Discussion. The poorly differentiated tumor does not resemble Grade Group 5 adenocarcinoma of the prostate. First, the tumor is more pleomorphic without prominent nucleoli, whereas typical high grade prostate cancer has a more uniform appearance where each nucleus is enlarged with prominent nucleoli yet not significant variation in size and shape. Second, there is extensive necrosis, which also differs from usual high grade prostate cancer.

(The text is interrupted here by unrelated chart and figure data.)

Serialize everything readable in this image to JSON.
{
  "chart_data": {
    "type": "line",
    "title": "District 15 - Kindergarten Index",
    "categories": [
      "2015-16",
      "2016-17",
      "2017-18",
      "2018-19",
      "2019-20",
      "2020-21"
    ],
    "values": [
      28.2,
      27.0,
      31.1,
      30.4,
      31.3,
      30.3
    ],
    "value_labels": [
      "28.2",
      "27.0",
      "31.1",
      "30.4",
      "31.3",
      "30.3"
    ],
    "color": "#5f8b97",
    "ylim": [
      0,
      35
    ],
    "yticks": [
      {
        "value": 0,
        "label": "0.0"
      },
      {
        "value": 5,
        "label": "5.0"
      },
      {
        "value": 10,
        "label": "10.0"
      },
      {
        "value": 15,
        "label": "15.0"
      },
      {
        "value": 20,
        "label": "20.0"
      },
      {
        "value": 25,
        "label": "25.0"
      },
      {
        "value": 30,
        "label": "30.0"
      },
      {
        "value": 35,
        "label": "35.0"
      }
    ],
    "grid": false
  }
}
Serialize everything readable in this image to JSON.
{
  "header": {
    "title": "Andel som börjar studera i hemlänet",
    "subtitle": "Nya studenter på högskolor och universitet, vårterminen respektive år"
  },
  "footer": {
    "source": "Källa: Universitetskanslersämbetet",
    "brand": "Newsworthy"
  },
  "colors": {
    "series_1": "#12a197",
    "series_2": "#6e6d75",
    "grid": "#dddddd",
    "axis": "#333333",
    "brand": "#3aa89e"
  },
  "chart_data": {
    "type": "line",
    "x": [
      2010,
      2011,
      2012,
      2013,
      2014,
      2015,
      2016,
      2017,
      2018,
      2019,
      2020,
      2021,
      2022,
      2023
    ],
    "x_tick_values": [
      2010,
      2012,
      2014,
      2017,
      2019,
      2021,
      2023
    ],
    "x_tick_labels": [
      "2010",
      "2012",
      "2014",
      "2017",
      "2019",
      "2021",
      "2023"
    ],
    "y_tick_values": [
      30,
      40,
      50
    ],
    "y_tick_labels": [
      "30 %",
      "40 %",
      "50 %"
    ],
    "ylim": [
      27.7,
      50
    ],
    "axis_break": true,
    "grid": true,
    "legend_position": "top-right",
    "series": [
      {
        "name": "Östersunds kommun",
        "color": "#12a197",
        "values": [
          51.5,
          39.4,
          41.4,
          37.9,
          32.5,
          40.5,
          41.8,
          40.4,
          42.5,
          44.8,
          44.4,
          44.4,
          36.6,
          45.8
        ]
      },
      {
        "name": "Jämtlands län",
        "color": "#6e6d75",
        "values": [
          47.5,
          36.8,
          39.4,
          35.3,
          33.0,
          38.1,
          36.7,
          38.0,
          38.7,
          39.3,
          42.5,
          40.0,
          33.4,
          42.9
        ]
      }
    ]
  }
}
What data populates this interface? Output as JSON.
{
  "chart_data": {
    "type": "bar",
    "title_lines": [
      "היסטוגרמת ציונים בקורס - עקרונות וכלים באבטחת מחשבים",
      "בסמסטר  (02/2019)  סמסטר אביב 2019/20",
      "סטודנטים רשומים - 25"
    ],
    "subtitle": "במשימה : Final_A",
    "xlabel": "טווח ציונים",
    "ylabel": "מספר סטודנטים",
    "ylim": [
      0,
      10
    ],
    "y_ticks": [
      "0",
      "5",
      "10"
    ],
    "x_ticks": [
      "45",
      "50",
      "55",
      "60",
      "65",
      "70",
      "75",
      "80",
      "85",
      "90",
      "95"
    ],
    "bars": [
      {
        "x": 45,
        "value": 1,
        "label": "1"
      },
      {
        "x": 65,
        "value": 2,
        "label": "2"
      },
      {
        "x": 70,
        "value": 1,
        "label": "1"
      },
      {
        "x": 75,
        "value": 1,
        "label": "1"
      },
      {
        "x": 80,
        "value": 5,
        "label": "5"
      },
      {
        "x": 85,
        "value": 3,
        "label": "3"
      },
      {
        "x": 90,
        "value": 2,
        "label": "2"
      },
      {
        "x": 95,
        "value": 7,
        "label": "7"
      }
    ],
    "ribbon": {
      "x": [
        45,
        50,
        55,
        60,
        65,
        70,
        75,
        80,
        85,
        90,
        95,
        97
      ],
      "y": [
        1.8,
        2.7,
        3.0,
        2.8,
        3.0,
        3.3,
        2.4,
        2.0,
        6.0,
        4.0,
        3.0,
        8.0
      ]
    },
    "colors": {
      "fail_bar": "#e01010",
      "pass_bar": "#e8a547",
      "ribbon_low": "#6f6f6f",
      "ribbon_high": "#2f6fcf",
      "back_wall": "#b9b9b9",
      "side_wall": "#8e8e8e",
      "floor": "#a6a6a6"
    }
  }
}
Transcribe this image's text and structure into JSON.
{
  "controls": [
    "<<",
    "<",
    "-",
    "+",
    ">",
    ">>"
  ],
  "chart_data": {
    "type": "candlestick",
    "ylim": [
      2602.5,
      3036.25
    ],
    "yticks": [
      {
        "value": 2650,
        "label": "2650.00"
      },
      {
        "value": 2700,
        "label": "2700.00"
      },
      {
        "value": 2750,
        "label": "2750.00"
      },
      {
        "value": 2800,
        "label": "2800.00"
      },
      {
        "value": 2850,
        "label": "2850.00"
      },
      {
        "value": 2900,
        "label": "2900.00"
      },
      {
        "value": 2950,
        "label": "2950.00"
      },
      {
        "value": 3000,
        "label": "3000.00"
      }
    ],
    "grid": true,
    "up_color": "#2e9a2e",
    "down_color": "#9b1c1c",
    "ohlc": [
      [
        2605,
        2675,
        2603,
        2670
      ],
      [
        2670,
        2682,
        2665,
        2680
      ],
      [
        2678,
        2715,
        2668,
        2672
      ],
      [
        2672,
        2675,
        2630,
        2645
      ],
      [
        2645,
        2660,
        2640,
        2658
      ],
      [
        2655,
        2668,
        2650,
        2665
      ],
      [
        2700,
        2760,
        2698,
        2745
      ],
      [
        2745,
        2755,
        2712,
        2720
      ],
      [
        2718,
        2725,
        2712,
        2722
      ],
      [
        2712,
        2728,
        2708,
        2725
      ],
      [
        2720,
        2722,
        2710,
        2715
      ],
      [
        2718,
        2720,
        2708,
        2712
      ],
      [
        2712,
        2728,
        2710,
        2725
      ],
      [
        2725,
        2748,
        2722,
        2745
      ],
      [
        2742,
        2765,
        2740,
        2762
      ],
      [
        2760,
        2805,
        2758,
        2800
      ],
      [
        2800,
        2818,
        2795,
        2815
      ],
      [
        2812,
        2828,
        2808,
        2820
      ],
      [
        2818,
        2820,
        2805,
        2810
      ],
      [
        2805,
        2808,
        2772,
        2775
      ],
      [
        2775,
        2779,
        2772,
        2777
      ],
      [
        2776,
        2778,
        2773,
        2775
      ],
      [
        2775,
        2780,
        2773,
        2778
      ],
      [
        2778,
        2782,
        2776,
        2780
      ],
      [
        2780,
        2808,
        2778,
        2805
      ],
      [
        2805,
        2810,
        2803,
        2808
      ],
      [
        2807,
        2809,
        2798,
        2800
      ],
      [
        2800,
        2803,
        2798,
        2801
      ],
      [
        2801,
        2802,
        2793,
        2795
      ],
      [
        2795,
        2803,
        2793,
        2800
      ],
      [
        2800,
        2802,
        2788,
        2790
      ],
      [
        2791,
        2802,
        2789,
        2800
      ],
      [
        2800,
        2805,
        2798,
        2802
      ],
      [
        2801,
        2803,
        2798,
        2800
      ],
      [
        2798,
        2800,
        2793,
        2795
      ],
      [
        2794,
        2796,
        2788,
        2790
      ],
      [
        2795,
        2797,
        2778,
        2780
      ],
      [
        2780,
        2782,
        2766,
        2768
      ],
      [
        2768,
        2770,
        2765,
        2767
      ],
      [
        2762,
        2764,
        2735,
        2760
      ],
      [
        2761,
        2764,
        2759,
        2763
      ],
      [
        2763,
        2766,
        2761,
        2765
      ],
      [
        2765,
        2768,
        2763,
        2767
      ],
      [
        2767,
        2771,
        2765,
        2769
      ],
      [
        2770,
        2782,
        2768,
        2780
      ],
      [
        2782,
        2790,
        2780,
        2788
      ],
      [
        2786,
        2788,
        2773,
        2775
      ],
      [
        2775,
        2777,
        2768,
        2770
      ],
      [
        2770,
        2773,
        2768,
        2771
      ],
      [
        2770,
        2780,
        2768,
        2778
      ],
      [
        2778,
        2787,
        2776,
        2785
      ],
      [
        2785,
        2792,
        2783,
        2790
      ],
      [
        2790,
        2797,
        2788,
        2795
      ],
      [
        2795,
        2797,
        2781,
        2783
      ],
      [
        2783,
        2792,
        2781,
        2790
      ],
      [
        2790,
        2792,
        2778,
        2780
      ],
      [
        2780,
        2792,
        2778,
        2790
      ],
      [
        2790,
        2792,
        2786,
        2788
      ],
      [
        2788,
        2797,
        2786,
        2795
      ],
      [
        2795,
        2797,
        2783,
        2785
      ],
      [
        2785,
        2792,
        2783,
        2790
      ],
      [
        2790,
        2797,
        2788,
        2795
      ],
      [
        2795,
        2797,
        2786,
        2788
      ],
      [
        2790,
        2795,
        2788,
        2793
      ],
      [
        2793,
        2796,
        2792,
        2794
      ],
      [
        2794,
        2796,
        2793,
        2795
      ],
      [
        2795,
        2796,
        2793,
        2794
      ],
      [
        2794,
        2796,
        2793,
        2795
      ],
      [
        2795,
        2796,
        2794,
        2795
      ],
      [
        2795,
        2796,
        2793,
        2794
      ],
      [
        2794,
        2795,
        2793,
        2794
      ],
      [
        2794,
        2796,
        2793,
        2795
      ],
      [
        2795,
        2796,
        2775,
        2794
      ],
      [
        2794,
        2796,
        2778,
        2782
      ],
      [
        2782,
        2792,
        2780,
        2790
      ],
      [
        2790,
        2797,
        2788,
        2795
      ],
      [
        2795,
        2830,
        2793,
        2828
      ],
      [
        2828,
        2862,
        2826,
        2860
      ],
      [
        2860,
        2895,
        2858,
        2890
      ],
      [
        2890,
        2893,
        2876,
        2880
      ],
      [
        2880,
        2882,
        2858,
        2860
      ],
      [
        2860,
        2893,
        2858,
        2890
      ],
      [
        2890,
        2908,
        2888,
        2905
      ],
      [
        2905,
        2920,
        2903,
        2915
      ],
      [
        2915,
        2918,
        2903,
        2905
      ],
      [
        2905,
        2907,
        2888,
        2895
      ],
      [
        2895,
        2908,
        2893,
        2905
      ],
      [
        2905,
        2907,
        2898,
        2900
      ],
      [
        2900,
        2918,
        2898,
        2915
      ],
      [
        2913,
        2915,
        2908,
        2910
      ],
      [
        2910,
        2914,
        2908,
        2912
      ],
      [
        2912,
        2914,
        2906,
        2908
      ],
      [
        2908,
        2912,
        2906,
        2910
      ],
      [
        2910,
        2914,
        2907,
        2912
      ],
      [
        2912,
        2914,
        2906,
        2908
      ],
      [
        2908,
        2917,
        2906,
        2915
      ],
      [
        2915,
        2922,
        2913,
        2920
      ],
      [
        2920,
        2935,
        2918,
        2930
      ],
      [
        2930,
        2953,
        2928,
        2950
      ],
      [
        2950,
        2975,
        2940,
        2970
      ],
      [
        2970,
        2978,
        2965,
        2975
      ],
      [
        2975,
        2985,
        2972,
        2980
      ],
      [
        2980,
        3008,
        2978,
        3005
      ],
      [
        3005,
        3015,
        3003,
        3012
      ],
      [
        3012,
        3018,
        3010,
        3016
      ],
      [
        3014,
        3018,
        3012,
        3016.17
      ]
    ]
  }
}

Grade Group 5 prostate cancer can show uncommonly rounded nests of carcinoma with central necrosis, which in most cases represents intraductal carcinoma but can also on occasion be invasive carcinoma with necrosis. However, one does not see sheets of tumor with large areas of necrosis in Grade Group 5 prostate adenocarcinoma. Third, it would be exceptional for high grade prostate cancer to be negative for NKX3.1 and P501S with positivity for PSAP, given the greater sensitivity and specificity of the NKX3.1 and P501S. At our institution, the tumor was confirmed to be negative for NKX3.1, P501S, PSA, and GATA3. The tumor was strongly diffusely positive for CDX2, SATB2, CK20, and CK7. These findings along with the morphology is typical of a gastrointestinal tumor, although uncommonly prostate adenocarcinoma can express CDX2. Although CK7 and CK20 positivity is more usual for an upper GI or pancreaticobiliary primary, colorectal carcinoma can express both of these cytokeratins in approximately 15% of cases. Given that the morphology of the tumor in the prostate looks more like a lower than upper GI tumor and that colorectal carcinoma involves the prostate much more commonly than an upper GI/pancreaticobiliary carcinoma, the most likely diagnosis is spread from the lower GI tract. A bladder or prostatic urethral adenocarcinoma would have identical morphology and immunoexpression, but the negative cystoscopy virtually rules out this possibility. A misleading finding in the case was the presence of usual prostate adenocarcinoma, which in part lead the outside institution to consider a unifying diagnosis of prostate adenocarcinoma involving all the parts. However, prostate adenocarcinoma is common, such that occasionally there may be both usual prostate adenocarcinoma and a tumor from another site co-existing in the prostate.